Saturday, June 11, 2011

On Small Worlds and Closed Minds

Today I was asked to think about this question:
"How does someone's world get too small? Does it happen when they stop trying to make it bigger, or when you get comfortable where you are?"
My first instinct was to reply it was most likely the second case, but immediatelly I corrected myself. Actually, I believe, if one is comfortable where they are, their world will just start growing. The world will continue to shrink if one feels threatened about where they are. When they don't dare to look outside of their tiny sphere lest what they hold true, or precious, or basically what they put all their life and energy into, starts crumbling. When you don't dare to ask questions, listen to reason or think for yourself, to investigate what you are taught fearing that you might be "tainted", then your world becomes tiny and even more limited by blinders. If one is really comfortable where they are--in this case spiritually and in lifestyle choice--they can stand up, question, investigate and find confirmation. If they are truly comfortable with their lifestyle, they can mingle and not be "tainted" or corrupted. 

We live in an ever expanding universe*, so for an individual's world to be static or shrink is unnatural. To have such significantly limited world view is not natural. Of course, there have always been hermits and separationist groups. Cults are often found to behave like this: appear outgoing and super kind to draw in converts, and then separate and alienate the recruits from the rest of the society, with theology that they are better, special, or simply, the only true believers. It's super hard to see the line between a closed-knit community and cult. 

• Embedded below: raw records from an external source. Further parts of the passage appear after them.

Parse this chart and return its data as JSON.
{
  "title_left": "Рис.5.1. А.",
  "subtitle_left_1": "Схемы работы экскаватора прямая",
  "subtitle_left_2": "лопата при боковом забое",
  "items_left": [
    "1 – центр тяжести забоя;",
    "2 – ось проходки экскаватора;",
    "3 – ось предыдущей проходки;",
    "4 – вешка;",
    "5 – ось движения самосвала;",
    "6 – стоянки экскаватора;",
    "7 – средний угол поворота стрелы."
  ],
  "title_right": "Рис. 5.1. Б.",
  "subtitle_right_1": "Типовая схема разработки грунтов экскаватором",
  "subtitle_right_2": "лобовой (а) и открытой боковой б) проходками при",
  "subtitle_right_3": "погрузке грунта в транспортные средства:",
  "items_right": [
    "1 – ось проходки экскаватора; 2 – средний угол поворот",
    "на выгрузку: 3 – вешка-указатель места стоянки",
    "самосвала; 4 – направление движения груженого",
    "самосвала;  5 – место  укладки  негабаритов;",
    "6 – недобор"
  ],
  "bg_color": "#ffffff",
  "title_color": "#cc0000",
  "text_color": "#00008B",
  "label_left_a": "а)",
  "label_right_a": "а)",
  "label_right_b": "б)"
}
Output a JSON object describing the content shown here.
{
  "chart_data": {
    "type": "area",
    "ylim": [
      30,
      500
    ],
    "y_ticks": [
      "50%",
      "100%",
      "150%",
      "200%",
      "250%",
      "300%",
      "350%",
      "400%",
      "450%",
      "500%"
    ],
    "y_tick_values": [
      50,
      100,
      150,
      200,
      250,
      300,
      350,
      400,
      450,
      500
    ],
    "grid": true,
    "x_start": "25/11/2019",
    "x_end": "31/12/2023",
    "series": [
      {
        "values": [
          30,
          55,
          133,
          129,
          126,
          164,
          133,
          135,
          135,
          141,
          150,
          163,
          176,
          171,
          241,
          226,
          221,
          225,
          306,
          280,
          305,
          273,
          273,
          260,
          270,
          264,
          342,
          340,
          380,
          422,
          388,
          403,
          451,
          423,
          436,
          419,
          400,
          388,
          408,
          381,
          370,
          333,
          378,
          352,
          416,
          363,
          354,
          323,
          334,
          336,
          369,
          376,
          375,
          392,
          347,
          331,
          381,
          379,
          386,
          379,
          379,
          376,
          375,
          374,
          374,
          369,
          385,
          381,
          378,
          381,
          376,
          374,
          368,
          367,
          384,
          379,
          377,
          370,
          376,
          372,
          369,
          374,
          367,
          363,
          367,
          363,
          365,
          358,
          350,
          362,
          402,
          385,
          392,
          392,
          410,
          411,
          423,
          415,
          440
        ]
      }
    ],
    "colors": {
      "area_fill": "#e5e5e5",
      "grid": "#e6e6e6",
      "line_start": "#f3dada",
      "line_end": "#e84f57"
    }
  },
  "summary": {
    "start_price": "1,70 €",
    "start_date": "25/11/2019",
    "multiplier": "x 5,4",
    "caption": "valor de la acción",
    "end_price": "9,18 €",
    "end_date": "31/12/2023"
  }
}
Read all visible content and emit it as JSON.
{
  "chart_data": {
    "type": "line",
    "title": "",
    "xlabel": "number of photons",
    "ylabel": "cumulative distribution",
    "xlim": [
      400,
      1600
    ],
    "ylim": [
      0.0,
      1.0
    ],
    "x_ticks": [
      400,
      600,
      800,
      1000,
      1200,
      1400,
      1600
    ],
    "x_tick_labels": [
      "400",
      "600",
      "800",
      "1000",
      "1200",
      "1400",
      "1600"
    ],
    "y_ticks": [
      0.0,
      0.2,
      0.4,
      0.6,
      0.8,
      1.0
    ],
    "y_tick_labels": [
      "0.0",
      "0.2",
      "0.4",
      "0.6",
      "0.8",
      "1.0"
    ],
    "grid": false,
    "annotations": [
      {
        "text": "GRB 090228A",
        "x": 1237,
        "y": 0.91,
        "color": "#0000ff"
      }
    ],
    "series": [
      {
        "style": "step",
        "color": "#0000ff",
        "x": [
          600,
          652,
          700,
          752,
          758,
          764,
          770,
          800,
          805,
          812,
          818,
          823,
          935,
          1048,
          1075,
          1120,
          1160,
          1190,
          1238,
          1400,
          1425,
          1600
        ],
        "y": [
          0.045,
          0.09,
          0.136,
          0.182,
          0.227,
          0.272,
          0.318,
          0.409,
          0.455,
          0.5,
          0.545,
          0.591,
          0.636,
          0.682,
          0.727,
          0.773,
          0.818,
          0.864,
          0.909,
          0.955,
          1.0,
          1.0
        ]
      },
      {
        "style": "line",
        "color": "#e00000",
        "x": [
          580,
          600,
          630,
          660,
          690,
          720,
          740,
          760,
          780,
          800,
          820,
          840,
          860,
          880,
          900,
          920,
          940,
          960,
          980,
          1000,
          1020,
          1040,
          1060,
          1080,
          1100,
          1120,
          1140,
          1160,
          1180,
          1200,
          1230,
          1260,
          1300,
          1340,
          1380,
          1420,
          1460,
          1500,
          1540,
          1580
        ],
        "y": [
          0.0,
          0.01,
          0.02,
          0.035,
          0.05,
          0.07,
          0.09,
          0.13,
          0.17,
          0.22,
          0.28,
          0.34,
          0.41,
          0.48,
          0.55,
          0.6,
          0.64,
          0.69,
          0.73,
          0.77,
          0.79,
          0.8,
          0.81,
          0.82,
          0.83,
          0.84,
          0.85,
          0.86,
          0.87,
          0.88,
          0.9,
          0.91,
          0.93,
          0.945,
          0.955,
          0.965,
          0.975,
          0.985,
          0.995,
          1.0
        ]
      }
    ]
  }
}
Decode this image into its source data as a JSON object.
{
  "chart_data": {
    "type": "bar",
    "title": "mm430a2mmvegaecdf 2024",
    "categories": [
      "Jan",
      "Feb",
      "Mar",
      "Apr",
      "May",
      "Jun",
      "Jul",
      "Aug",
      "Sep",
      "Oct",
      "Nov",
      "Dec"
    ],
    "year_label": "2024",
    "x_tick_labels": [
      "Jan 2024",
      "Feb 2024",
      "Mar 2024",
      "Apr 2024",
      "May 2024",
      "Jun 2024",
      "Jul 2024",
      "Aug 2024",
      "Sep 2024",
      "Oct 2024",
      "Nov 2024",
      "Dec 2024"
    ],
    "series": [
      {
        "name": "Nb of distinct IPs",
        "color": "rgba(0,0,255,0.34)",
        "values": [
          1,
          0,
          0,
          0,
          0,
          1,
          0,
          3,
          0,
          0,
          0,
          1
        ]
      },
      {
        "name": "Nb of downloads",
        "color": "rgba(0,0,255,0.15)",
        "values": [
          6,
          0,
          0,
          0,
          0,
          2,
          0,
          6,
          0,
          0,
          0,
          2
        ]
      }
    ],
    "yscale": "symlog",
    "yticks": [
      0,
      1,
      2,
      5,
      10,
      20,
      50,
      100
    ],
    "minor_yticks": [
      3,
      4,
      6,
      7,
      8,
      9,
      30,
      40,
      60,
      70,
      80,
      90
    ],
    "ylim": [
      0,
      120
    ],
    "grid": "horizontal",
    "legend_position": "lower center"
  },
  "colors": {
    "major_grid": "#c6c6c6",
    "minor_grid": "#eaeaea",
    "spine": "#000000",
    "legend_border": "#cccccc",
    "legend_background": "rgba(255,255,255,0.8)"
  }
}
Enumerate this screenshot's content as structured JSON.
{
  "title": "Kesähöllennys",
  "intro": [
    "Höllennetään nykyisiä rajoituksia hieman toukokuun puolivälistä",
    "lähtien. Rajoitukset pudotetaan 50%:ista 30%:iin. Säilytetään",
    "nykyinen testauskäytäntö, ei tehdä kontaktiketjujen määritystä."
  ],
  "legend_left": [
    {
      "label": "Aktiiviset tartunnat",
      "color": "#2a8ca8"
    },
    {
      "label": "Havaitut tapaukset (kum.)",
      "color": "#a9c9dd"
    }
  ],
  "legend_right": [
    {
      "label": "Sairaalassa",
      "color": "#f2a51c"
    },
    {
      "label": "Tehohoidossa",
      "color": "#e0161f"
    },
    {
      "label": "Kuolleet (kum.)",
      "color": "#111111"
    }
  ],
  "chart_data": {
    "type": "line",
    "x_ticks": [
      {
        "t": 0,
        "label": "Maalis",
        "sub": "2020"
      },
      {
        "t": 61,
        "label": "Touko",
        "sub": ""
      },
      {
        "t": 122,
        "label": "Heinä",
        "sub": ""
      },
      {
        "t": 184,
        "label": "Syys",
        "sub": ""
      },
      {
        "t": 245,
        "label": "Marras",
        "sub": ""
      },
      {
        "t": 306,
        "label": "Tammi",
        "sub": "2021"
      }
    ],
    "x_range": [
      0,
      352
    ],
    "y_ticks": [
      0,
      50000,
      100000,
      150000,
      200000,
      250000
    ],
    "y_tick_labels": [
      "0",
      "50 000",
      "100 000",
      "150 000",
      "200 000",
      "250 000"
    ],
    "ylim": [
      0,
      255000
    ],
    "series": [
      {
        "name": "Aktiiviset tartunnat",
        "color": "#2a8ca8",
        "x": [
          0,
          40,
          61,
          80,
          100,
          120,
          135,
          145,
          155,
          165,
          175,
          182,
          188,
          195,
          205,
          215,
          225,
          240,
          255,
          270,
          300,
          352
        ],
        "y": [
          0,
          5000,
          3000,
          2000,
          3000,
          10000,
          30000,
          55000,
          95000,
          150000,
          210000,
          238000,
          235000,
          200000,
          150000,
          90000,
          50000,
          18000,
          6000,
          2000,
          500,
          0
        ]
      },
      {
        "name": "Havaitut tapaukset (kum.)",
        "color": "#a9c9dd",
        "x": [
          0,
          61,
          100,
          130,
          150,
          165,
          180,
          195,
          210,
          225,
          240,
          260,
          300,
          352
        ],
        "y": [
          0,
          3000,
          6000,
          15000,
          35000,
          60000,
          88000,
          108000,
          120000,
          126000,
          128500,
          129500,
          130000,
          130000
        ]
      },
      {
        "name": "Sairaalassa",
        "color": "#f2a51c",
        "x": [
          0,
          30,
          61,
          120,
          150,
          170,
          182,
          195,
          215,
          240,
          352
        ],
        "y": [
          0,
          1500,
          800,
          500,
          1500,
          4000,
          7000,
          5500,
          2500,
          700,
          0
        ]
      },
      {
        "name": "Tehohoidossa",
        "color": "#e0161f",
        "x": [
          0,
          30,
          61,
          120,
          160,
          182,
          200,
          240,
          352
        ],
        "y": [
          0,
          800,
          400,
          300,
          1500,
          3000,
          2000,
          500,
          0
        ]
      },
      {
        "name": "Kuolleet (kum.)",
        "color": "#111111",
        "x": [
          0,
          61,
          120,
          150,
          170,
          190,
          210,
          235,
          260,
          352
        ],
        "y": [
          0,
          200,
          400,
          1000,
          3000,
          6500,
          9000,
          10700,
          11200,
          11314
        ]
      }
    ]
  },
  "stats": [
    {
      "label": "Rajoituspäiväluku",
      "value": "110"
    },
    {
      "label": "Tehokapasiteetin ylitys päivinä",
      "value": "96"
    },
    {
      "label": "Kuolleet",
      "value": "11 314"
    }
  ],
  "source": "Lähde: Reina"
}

Just think about what if Galileo had been "comfortable" with where he was. Or Leonardo. Or Edison. Or Luther, Calvin, Hus, or the other great Christian Theologians. (Or really, Maimonides, or Szentgyörgyi, who helped sythetise vitamin C a lot easier than before.) Just think about where we'd be today. (OK, so some Amish and plain Baptists and Haredi Jews think we would be better off, but hey, I'm trying to illustrate a point here). Just think about how we wouldn't be able to grow if we only always accepted the things they were and the way they had always been. When I was in 5th grade I was taught that there have been no extrasolar planets ever detected and we didn't have a way to detect them. That very same year three exoplanets orbiting PSR B1257+12 were detected. And I'm not that old.

Sometimes I'm asked, "Don't you ever worry that you are not right? That Christ was the Messiah after all? Or that he wasn't, but G-d spoke to Muhammad? That there was never a singularity and there's no G-d?" My answer is I am constantly uncertain about everything I believe in. I don't know anything for sure, and that makes me want to learn as much of the world as possible, so I can make my own mind up, and then, when the time comes, I can honestly take responsibility for who I have become. There is so much I don't know, but I know that being arrogant in my faith doesn't make up for what I lack. There are so many people with whom I don't agree with on religion, or lifestyle or politics, but... I respect them, respect their choices and try to learn from them.

*Our Universe might collapse in several billion years, but humans won't be around to witness it if it happens,or it might keepon expanding for eternity.Just thought I needed to clarify that.